One of Robert Barone's earliest memories from his Ohio childhood is this: From his mother's car, he is intrigued by signs outside a local bank displaying the rates for savings and for loans.
Today, the Reno businessman plays a key role in setting some of those lending rates as he has been elected chairman of the Federal Home Loan Bank Board of San Francisco.
He's the first non-Californian elected chairman of the 14-member board, and he's the first chairman to come from a small community bank.
Barone, who works as chairman of Reno-based Adagio Trust Co., is a director of Nevada Security Bank.
Part of a system of 12 Home Loan Banks around the nation, the Federal Home Loan Bank of San Francisco exists to promote housing.

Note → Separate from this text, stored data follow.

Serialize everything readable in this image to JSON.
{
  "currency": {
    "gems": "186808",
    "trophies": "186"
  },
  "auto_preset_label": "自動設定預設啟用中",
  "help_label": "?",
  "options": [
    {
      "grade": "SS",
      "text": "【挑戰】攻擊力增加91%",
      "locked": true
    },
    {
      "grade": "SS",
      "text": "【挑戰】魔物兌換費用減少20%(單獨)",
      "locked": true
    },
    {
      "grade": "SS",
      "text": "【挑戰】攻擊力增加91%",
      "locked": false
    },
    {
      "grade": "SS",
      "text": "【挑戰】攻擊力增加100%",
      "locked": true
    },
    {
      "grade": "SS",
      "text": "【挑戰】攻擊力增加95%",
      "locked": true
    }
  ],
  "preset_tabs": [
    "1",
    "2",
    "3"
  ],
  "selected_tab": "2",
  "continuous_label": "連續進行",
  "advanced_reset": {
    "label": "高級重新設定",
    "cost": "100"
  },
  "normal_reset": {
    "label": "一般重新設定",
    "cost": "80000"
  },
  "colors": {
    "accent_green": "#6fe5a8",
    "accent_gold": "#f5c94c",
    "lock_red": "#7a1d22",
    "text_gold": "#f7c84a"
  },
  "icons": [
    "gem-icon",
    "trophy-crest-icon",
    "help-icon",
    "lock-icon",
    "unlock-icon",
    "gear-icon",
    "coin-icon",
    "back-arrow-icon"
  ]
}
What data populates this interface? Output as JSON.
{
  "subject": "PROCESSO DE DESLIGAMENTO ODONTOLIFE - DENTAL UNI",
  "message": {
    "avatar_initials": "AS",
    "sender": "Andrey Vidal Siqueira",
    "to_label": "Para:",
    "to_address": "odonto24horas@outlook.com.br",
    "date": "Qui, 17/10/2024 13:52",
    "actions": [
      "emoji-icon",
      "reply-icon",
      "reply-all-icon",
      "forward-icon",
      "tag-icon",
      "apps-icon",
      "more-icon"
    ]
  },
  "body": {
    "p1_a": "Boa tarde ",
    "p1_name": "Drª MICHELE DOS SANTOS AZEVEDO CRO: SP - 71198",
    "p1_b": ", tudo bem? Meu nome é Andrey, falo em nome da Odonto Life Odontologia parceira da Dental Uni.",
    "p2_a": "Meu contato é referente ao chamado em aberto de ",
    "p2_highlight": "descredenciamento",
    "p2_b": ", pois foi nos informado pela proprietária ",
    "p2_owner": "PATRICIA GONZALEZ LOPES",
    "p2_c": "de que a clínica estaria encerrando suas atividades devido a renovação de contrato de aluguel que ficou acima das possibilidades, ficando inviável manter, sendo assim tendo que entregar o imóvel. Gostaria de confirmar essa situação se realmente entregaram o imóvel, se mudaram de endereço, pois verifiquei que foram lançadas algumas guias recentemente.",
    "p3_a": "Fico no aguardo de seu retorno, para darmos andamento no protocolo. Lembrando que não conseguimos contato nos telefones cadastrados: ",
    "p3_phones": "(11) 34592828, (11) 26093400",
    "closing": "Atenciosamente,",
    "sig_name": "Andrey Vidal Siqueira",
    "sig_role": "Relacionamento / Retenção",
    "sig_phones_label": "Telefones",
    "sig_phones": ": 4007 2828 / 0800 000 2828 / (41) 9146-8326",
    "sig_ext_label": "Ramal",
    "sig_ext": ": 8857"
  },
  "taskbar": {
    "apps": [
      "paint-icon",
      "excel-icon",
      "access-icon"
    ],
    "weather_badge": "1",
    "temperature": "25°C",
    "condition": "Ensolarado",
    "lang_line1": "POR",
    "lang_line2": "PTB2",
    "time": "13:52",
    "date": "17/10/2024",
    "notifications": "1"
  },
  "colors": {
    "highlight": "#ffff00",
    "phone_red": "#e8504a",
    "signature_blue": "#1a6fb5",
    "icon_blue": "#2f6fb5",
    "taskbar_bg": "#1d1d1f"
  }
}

Its primary mission, Barone said, is providing wholesale credit to its 353 members banks, thrifts, credit unions and insurance companies in Nevada, Arizona and California.
Those members, in turn, use the funds to provide loans for housing and community development.
For small institutions, an advance from the Home Loan Bank is one of the few places they can borrow at rates identical to those commanded by giants of the financial industry.
(Among institutions based in northern Nevada, only Nevada Security Bank and Northern Nevada Bank are members of the Federal Home Loan Bank of San Francisco.) The wholesale bank's business has been booming lately.
The Federal Home Loan Bank of San Francisco reports assets of $150 billion, up from $105 billion just six months ago.
That, Barone said, reflects both the continued strength of housing sales throughout the West as well as higher housing prices.
The bank raises the money it lends by sale of bonds the home loan bank system carries an AAA bond rating and it uses a variety of derivatives such as interest rate swaps and futures to protect itself against fluctuating rates.
While the bank's debt isn't considered a government issue, the markets assume the federal government wouldn't let the Federal Home Loan Banks default if they got in trouble.
It's a highly complex system, and Barone said most members of the board need the first two years of their three-year terms to fully understand the bank's complexities.
Barone's experience on the board is a rarity.
He first was selected in 1996 when he was chairman of the board and chief executive officer of Comstock Bank.
He continued to serve even after Comstock Bank was acquired by First Security Bank which, in turn, was acquired by Wells Fargo.
In 1998, he served a year as vice chairman of the board.
While wholesale lending is the biggest part of the bank's business, it also provides grants for development of affordable housing and community economic development.
Those grants are funded by the allocation of 10 percent of the bank's profits.
The rest of the profits are paid as dividends to member institutions.
The board is composed of eight directors elected by the bank's members one is elected from Nevada, one from Arizona and six from California along with six appointed by the Federal Housing Finance Board.
Within days after he was elected chairman, Barone was in Washington, D.C., testifying before a Congressional committee studying governance of the Federal Home Loan Bank board and other government- sponsored entities such as the Federal National Mortgage Association.
Despite the heavy time commitment required of the board's chairman, Barone couldn't be happier.
"I was very humbled that these people elected me," he said.
"I love banking.
Banking has been in my blood since I was five years old."